US slams Taiwan's Ma over disputed island visit

US slams Taiwan's Ma over disputed island visit

Taipei - The United States slammed Taiwan's President Ma Ying-jeou after he announced he would visit a disputed island in the South China Sea on Thursday, criticising the plan as "extremely unhelpful" in a region rife with tension.

Wednesday's announcement of the visit came weeks after Taiwanese coastguards drove off a Vietnamese fishing boat near Taiping Island, a Taiwan-administered islet in the Spratly archipelago.

The chain is claimed in part or whole by Vietnam, China, the Philippines, Malaysia and Brunei.

"We are disappointed that President Ma Ying-jeou plans to travel to Taiping Island," said Sonia Urbom, spokeswoman of the American Insitute in Taiwan, the de facto US embassy.

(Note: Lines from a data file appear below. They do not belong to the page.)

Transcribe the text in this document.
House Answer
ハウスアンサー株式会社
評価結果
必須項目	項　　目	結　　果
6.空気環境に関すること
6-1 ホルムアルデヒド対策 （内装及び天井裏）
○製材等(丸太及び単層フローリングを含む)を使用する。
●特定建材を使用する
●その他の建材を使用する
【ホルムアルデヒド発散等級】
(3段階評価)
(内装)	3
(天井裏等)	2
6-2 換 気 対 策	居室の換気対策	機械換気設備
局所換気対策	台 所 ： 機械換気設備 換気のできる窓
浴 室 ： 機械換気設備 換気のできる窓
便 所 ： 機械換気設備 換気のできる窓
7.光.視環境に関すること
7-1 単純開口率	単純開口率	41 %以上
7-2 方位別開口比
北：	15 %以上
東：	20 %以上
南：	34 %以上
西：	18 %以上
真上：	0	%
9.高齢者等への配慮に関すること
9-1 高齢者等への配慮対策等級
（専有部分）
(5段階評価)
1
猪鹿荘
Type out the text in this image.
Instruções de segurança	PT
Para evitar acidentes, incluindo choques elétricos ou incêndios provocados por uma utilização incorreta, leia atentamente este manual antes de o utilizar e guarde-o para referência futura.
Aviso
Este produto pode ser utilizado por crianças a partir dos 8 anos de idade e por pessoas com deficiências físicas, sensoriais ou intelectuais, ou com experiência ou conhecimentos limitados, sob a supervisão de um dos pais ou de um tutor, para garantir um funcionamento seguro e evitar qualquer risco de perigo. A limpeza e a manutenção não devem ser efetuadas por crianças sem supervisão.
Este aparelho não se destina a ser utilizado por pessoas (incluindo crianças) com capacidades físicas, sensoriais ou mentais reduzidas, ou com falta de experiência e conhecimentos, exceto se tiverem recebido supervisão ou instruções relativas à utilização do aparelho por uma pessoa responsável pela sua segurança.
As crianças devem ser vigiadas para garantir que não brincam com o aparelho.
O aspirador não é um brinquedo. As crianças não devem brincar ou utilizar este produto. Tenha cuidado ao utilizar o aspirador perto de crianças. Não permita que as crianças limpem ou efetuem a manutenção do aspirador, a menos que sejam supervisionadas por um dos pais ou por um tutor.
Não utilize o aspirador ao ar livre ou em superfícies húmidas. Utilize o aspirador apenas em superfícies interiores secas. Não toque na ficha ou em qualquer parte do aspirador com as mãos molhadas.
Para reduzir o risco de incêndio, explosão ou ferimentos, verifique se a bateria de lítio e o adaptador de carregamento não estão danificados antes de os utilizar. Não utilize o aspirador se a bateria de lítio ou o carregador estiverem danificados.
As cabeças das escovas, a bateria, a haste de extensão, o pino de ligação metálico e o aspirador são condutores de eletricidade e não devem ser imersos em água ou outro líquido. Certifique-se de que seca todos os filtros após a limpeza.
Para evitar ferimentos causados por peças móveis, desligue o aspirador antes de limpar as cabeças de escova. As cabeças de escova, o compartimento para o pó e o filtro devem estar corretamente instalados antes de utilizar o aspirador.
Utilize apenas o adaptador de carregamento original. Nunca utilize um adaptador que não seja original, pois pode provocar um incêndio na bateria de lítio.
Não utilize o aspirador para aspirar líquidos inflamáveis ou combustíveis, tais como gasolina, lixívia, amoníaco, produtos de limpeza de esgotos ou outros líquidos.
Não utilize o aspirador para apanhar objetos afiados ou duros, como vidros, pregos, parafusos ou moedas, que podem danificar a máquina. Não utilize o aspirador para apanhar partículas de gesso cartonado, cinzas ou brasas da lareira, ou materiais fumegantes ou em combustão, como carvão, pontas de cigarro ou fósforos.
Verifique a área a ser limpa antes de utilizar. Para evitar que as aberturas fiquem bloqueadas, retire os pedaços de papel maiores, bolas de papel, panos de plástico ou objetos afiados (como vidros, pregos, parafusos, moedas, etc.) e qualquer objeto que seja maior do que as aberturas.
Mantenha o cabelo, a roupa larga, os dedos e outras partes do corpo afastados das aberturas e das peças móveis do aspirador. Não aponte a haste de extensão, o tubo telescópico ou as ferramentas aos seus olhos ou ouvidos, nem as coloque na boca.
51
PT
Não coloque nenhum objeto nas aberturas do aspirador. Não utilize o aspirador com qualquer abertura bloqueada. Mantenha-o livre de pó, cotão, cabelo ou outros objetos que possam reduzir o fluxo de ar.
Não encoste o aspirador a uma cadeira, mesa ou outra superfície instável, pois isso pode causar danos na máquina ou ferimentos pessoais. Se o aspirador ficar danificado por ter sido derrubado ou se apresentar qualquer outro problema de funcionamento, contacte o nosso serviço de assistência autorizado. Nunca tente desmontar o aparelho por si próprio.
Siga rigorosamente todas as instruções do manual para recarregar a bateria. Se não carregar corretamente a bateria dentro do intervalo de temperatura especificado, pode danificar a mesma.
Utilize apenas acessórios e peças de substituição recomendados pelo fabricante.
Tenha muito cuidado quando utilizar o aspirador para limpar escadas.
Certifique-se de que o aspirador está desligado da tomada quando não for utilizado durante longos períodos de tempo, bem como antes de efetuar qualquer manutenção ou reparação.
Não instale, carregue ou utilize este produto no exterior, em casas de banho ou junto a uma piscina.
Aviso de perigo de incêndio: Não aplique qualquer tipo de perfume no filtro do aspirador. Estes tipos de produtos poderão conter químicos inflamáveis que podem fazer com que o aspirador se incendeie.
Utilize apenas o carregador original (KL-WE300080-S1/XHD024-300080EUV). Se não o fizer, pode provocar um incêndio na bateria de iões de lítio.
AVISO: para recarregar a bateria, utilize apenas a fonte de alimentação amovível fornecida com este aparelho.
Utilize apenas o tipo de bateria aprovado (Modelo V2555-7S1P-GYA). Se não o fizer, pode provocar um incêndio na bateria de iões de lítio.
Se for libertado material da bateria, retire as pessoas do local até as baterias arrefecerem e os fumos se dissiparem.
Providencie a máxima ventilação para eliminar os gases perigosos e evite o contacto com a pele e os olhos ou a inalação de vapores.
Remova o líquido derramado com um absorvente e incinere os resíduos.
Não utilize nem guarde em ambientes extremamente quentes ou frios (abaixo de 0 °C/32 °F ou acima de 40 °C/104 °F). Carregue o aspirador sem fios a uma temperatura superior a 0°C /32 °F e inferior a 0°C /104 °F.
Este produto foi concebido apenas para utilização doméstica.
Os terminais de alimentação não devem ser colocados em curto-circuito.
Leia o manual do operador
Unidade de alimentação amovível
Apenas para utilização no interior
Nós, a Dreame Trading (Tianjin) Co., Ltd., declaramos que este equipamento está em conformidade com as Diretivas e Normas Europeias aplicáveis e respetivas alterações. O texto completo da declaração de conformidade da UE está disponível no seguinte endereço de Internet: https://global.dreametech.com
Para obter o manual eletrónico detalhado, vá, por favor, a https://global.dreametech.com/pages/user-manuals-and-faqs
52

"Such an action is extremely unhelpful and does not contribute to the peaceful resolution of disputes in the South China Sea," she said.

The US is Taiwan's main ally and a key arms supplier but has repeatedly said it does not want to see an escalation of tensions in the region.

Taiwan said earlier Wednesday it wanted to reaffirm its sovereignty of Taiping.

"Taiping Island is an inherent part of the Republic of China's territory," said Charles Chen, spokesman for the presidential office, using the official name for Taiwan.

The purpose of the trip was to visit Taiwanese personnel stationed there ahead of the Lunar New Year holiday, Chen said.

China, which sees Taiwan as part of its territory and claims almost all of the South China Sea, offered a measured response to the visit.

Although Taiwan is self-ruling after splitting with the mainland in 1949 following a civil war, Beijing still sees it as part of "one China" to be reunited.

"It is a joint responsibility and duty of compatriots in the mainland and Taiwan to safeguard state sovereignty and territorial integrity," said Ma Xiaoguang, spokesman for China's Taiwan Affairs Office, according to official state news agency Xinhua.

The only time a Taiwanese president has visited Taiping Island was in 2008, when former leader Chen Shui-bian went.

Ma, of the China-friendly ruling Kuomintang, has less than four months left of his term and will be succeeded by Tsai Ing-wen of the opposition Democratic Progressive Party (DPP), who won presidential elections in a landslide victory earlier this month.

The presidential office invited Tsai to join the trip, but the DPP said it did not plan to send any representative.

Taiwan has been boosting its presence in Taiping, the largest island in the Spratlys.

It inaugurated a solar-powered lighthouse, and expanded an airstrip and a pier on the island late last year.

China is seen by other Spratly claimants as the biggest threat in the South China Sea.

Separately, Taiwan conducted military drills Tuesday and Wednesday in the face of growing fears that tensions with the mainland will escalate in the wake of Tsai's election.

The DPP is traditionally a pro-independence party and relations with Beijing are likely to cool following a rapprochement under the KMT.